The 3.1% rate for the period between June and August 2022 – which is below the 3.5% UK national average – marked its highest figure in seven months, according to the latest regional labour market data from the Office for National Statistics.

Meanwhile, the region’s economic inactivity rate – which measures the number of working-age people who have dropped out of the labour market for reasons such as retirement, caring duties, long-term ill health or studying – increased from 21.9% to a record-high of 22.6%.

East Midlands Chamber Chief Executive Scott Knowles said: “Although the unemployment rate remains at historic low levels, the fact it is creeping up should be a cause for slight concern given the issues we’ve been highlighting regarding the UK facing the tightest labour market in years – as illustrated once again by a significant rise in the economic inactivity rate.

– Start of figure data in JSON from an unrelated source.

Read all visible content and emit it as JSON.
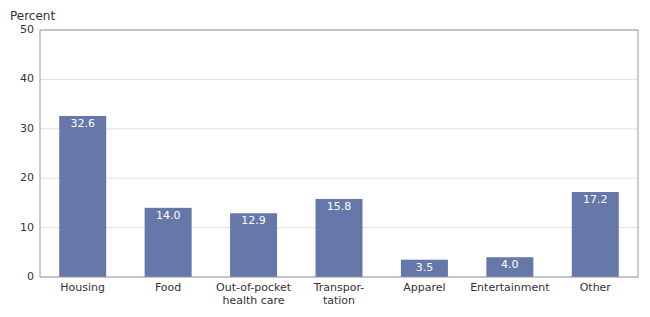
{
  "chart_data": {
    "type": "bar",
    "ylabel": "Percent",
    "categories": [
      "Housing",
      "Food",
      "Out-of-pocket\nhealth care",
      "Transpor-\ntation",
      "Apparel",
      "Entertainment",
      "Other"
    ],
    "values": [
      32.6,
      14.0,
      12.9,
      15.8,
      3.5,
      4.0,
      17.2
    ],
    "value_labels": [
      "32.6",
      "14.0",
      "12.9",
      "15.8",
      "3.5",
      "4.0",
      "17.2"
    ],
    "color": "#6677aa",
    "ylim": [
      0,
      50
    ],
    "yticks": [
      0,
      10,
      20,
      30,
      40,
      50
    ],
    "grid": true,
    "data_labels": true
  }
}
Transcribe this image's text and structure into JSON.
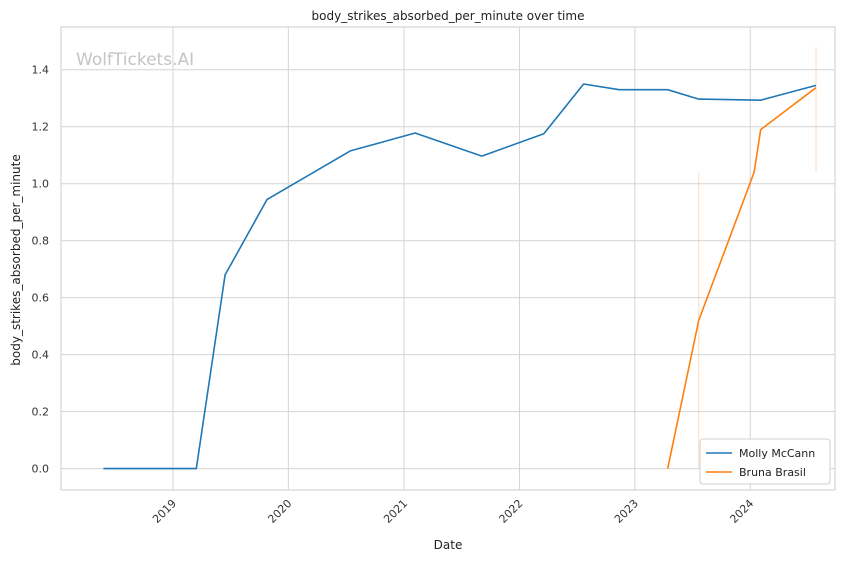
{
  "chart_data": {
    "type": "line",
    "title": "body_strikes_absorbed_per_minute over time",
    "xlabel": "Date",
    "ylabel": "body_strikes_absorbed_per_minute",
    "watermark": "WolfTickets.AI",
    "x_ticks": [
      "2019",
      "2020",
      "2021",
      "2022",
      "2023",
      "2024"
    ],
    "y_ticks": [
      "0.0",
      "0.2",
      "0.4",
      "0.6",
      "0.8",
      "1.0",
      "1.2",
      "1.4"
    ],
    "xlim": [
      "2018-01-12",
      "2024-09-25"
    ],
    "ylim": [
      -0.075,
      1.55
    ],
    "grid": true,
    "legend_position": "lower-right",
    "series": [
      {
        "name": "Molly McCann",
        "color": "#1f77b4",
        "points": [
          [
            "2018-05-26",
            0.0
          ],
          [
            "2019-03-16",
            0.0
          ],
          [
            "2019-06-15",
            0.68
          ],
          [
            "2019-10-26",
            0.945
          ],
          [
            "2020-07-15",
            1.115
          ],
          [
            "2021-02-05",
            1.178
          ],
          [
            "2021-09-04",
            1.097
          ],
          [
            "2022-03-19",
            1.175
          ],
          [
            "2022-07-23",
            1.35
          ],
          [
            "2022-11-12",
            1.33
          ],
          [
            "2023-04-15",
            1.33
          ],
          [
            "2023-07-22",
            1.297
          ],
          [
            "2024-02-03",
            1.293
          ],
          [
            "2024-07-27",
            1.345
          ]
        ]
      },
      {
        "name": "Bruna Brasil",
        "color": "#ff7f0e",
        "points": [
          [
            "2023-04-15",
            0.0
          ],
          [
            "2023-07-22",
            0.52
          ],
          [
            "2024-01-13",
            1.04
          ],
          [
            "2024-02-03",
            1.19
          ],
          [
            "2024-07-27",
            1.337
          ]
        ]
      }
    ]
  }
}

“Our research shows about four in 10 East Midlands firms have been at full operating capacity over the past half a year and while two-thirds have attempted to grow via recruitment, at least four in five of this cohort have struggled to fill roles.

“In our latest Quarterly Economic Survey, although the proportion of businesses that increased their workforce over the third quarter of the year rose by a net 4%, the future outlook is less optimistic with a 9% slide in the proportion of firms that expect to add to headcount before the end of the year.

“What this suggests is the stack of economic challenges facing businesses – driven by rising costs for energy, people, raw materials and fuel – is now denting confidence and holding back investment. Should this continue for much longer, we can expect to see more firms deciding to tighten their belts to get through difficult times, with a resulting negative impact on the job market.

“If Government is serious about growth, it needs to get serious about jobs. There are key reforms it should adopt to help ease tightness in the labour market.

“These include supporting greater business investment in workforce training, adopting flexible working practices, expanding the use of apprenticeships, and a comprehensive reform of the Shortage Occupation List to allow sectors facing urgent demand for skills to get what they need.”